Urination Distraction

23 January 2012, 2343 EST


Over the past few weeks we’ve had to endure military brass and top government officials falling over themselves to condemn American GIs – first for urinating on dead Afghans, and more recently for beating a sheep. Earlier in the Iraq and Afghan wars, we’ve suffered through pious denunciations of soldiers who tortured prisoners at Abu Ghraib or laughed as they targeted “dead men” with drones.

How noble the sentiment!  Criticizing ordinary servicemen who do not abide by the rules of engagement or who break the laws of war.  In fact, however, most of the official condemnation has ulterior motives.

The real purpose is not to shame or punish the soldiers, appropriate as that is.  Rather it is to advance and legitimate the war effort, with all its attendant inhumanity and cruelty.This is clearest in statements that decry the incidents for comforting the enemy and incensing civilian populations.  Such effects are indeed likely.  But those who issue this kind of condemnation are in fact suggesting that what is really wrong is not the incidents themselves, but the release of videos about them.  As long as such occurrences were kept quiet, there’d be little to complain of.

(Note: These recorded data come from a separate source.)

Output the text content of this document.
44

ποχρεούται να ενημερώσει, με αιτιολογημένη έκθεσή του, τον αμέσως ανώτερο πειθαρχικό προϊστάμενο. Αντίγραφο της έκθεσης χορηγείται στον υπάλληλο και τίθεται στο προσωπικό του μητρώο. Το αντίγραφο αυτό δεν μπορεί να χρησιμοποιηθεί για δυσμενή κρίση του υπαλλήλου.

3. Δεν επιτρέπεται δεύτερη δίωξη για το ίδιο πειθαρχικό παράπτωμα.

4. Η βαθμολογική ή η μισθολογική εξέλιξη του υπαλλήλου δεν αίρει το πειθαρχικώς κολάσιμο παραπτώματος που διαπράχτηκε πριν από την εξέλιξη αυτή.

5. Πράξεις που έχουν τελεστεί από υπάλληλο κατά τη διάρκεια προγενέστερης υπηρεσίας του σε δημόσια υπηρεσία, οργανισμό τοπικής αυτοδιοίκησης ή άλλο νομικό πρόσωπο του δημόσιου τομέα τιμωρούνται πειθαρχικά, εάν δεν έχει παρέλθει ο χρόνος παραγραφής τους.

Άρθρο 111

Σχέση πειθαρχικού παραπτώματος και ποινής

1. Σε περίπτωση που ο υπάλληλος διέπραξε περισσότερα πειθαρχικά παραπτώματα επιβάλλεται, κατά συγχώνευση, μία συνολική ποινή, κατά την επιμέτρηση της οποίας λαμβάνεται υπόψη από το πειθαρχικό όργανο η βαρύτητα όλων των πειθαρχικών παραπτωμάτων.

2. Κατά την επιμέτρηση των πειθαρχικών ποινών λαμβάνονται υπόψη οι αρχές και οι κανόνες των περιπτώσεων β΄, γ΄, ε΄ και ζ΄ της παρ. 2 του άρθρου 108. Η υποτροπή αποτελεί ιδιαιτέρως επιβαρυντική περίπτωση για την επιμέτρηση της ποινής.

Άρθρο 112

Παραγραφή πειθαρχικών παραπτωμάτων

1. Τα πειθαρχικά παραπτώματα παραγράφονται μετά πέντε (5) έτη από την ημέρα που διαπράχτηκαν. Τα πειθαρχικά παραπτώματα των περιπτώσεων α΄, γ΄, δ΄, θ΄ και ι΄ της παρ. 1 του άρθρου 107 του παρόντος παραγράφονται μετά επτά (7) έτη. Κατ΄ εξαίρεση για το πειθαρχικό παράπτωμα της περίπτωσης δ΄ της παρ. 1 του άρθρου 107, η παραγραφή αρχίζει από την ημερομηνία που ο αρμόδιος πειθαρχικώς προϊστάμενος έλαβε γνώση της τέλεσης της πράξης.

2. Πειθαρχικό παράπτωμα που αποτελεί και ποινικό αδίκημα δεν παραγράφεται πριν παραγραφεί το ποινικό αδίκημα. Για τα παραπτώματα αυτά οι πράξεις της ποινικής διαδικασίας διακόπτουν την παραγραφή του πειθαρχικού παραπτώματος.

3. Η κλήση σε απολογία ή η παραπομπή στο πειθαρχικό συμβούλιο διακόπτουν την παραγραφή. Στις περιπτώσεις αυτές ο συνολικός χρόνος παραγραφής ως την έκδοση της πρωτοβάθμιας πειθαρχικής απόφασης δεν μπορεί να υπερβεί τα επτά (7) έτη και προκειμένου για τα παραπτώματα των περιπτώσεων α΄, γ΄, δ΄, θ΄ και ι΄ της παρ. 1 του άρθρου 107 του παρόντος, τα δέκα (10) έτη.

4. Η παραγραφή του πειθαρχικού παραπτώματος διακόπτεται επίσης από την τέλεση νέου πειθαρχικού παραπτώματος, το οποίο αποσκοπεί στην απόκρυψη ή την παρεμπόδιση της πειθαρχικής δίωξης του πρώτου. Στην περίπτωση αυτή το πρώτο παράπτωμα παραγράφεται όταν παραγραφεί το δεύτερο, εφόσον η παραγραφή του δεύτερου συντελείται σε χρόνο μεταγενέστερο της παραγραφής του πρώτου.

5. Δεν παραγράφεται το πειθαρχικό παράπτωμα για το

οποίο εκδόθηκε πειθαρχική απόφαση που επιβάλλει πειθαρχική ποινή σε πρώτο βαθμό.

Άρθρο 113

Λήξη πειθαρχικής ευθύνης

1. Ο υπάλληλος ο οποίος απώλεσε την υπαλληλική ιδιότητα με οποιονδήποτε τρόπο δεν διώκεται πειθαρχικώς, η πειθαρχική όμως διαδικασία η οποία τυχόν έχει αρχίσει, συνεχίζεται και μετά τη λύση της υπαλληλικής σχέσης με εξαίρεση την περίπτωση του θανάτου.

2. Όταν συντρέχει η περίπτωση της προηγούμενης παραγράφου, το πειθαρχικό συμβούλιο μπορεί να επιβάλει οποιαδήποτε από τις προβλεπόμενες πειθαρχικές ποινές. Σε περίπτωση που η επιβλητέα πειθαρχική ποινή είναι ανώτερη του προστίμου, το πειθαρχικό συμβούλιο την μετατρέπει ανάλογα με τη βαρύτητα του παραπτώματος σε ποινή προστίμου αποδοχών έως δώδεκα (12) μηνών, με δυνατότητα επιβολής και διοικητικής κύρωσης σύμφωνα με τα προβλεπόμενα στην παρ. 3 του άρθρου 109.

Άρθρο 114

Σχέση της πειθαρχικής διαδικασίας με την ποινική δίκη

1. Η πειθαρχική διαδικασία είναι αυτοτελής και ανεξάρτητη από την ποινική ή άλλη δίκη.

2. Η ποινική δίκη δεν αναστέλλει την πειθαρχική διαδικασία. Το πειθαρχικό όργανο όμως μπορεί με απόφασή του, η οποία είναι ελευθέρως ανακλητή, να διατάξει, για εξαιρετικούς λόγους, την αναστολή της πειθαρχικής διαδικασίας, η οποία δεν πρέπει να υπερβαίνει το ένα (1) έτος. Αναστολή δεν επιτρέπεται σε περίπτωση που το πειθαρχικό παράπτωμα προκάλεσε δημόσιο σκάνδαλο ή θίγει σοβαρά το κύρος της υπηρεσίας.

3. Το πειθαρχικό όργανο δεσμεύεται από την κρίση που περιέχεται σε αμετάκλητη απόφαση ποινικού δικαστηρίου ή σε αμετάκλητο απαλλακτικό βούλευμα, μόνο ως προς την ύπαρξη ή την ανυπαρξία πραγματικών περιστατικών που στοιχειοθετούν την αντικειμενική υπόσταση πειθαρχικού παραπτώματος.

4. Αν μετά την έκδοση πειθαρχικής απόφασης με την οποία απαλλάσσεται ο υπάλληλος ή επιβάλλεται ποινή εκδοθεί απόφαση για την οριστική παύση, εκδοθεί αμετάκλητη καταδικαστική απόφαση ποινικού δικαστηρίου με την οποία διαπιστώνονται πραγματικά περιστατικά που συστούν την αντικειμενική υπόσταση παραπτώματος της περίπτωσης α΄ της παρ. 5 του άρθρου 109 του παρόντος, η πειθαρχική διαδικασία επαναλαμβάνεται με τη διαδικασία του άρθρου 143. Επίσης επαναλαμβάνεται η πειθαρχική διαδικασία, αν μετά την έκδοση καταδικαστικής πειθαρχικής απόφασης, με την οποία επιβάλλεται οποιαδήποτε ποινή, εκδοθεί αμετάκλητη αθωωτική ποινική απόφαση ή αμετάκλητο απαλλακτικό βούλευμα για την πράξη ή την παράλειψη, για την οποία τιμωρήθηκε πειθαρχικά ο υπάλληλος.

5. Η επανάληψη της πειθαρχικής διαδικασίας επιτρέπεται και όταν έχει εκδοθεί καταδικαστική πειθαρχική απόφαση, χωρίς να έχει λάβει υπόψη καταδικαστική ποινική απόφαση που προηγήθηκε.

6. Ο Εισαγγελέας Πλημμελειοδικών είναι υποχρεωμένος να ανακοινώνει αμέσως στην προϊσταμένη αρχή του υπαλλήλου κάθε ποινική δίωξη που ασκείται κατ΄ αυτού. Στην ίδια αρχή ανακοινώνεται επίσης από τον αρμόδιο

The same cover-up logic explains why the government has gone to such lengths to attack those, like Wikileaks, that release such information.  Conversely, to answer Charli’s recent question, those who send such videos to the press are certainly protesting and are hardly “fools.”  Meanwhile, those who originally took the videos and sent them to their friends are simply engaged in an age-old war custom, flaunting trophies.  And those who urinate on corpses or cheer as they blow up supposed enemies are acting like men have always acted and will always act in war. 


But there is a deeper explanation for the sanctimonious slamming of our errant troops.  Too many such incidents cut against the well-honed spin that the U.S. military is a thoroughly professional fighting force.  Even while they train soldiers to kill, military leaders must keep up the claim that our soldiers do so humanely!  Only the exceptions – the vicious, the stupid, or the exhausted – would break the rules.

In fact, urinating on corpses, torturing prisoners, and cheering deaths is predictable in any war.  Indeed, it shows that the military training necessary for most people to kill another human being is working.  No doubt it also shows a failure in training on the laws of war – but there is little doubt which of these two courses of instruction is more fundamental to our military.  Of course we should have laws of war and use them to prosecute violators.  But we should not be surprised if ordinary people placed in contexts of peril and power act brutally.  


Low-level prosecutions also divert attention from the higher-ups who are most responsible.  Of course, some at the bottom may truly be sadistic.  But for the most part, they are ordinary men and women caught up in the fury of warfare.  Much of that fervor is in fact drummed up by superiors – through public statements or tortured legal opinions.  Prosecuting a few small fry for understandable if condemnable behavior makes it less likely that those at the top, who made it all possible, will face prosecution.

Most fundamentally, condemnations and prosecutions preserve and legitimate the war itself. They portray it – or at least our side’s engagement in it – as rule-bound, controlled, rational.  By making a show of censuring young men and women caught up in the awfulness of war, those in power deflect attention from the far greater awfulness and futility of the war itself – for which they are responsible.